É consenso entre professores e estudantes, em seus lugares de orientadores e pesquisadores, que a experiência de iniciação científica possibilita uma relação outra com a escola e os saberes que circulam nela e fora dela. Distantes do objetivo centrado exclusivamente para a formação de jovens cientistas, transitam por um complexo caminho de formação humana em conexão com ideias de emancipação e cidadania, mesmo reconhecendo as dificuldades para tanto na dinâmica societária capitalista vivida.
Planejar aulas, atividades e avaliações são tarefas pedagógicas, em geral, dos professores. Quando os estudantes participam ativamente desta construção a escola passa a ter outros contornos. Esta forma de viver o currículo se concretiza quando o estudante-pesquisador decide sobre o que quer compreender, com quais objetivos e como desenvolverá este processo. Os estudantes possuem uma avaliação muito favorável a todo esse movimento do pedagógico na escola. Percebem as diferenças entre o proposto e o que acontece quando estão na sala de aula do cotidiano da escola, ou seja, compreendem que de fato é possível estabelecer outras formas de relação com a escola e o mundo em que vivem. Porém, percebemos em suas falas objeções quanto ao excesso de trabalho e o pouco tempo que têm para o amadurecimento das muitas ideias que circulam, mediante todas as outras exigências produtivistas próprias da forma escolar vigente.

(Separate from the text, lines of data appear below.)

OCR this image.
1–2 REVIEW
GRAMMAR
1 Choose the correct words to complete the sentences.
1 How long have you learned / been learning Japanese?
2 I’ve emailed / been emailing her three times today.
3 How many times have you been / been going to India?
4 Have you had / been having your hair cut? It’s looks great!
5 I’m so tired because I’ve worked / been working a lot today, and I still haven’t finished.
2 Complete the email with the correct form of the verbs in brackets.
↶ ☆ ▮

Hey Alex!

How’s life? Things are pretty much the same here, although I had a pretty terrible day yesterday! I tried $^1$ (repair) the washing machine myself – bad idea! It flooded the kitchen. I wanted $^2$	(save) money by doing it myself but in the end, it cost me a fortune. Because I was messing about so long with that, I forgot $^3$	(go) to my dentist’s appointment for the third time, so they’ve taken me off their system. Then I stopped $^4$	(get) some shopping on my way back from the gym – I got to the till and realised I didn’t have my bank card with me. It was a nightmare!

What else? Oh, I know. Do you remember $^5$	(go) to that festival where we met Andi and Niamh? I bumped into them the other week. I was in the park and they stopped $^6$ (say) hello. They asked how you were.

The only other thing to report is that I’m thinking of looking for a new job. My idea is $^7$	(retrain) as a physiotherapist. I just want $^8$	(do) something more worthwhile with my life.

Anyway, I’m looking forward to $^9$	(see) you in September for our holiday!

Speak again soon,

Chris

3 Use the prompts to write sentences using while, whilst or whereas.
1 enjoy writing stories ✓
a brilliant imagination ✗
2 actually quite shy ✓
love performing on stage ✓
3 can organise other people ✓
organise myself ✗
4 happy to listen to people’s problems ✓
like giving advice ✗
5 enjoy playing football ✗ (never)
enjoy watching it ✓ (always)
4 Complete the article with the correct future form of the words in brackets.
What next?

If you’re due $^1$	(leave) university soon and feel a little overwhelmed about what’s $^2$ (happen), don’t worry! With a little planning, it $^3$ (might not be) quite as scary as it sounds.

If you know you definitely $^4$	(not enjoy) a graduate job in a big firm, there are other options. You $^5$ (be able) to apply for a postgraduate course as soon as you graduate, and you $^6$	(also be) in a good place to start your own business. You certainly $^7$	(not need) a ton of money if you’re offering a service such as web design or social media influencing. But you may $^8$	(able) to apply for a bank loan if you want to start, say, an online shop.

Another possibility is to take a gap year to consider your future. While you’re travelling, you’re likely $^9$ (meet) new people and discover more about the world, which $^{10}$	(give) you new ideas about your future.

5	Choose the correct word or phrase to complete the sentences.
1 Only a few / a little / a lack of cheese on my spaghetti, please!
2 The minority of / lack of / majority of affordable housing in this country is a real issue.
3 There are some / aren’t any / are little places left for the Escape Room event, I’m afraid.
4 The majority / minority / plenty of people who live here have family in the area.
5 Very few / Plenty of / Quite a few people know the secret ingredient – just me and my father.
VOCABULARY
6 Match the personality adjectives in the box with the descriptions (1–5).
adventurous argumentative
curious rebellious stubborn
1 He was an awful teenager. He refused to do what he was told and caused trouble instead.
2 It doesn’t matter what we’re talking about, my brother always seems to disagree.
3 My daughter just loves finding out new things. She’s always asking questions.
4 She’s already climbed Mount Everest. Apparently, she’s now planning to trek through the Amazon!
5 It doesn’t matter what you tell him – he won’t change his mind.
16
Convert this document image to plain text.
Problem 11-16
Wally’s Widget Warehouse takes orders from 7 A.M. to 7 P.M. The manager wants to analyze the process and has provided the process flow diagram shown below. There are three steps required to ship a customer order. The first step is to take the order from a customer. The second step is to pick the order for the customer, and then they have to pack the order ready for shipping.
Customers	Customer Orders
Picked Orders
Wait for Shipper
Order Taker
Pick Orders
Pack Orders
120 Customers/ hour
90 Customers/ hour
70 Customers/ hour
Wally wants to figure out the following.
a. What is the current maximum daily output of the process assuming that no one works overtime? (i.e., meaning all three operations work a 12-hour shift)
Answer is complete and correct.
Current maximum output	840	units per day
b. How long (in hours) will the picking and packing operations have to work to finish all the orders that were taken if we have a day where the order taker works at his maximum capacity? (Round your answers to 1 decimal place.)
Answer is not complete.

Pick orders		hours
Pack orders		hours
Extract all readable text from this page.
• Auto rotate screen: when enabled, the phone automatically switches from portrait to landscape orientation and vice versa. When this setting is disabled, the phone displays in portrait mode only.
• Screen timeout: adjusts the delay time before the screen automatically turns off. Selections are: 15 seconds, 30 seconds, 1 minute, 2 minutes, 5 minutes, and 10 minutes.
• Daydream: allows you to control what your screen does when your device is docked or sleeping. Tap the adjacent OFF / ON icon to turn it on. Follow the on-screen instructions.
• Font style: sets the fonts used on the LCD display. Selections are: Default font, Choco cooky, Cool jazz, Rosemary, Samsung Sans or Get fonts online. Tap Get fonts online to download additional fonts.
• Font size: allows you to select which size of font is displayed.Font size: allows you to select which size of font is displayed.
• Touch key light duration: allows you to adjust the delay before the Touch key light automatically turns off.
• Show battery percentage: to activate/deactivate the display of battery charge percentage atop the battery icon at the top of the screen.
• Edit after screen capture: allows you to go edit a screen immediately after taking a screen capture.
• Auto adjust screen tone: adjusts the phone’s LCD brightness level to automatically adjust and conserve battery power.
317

Temáticas sociotécnicas constituem discussões relevantes quando trazidas para contextos escolares, ainda mais quando esse conhecimento é construído pelos próprios estudantes. Tais questões quando abordadas nos livros didáticos, em geral, são tratados de forma descontextualizada. Nesse sentido, promover ações que tragam a autoria para dentro de nossas escolas pode contribuir para a formação de sujeitos críticos e reflexivos em suas ações.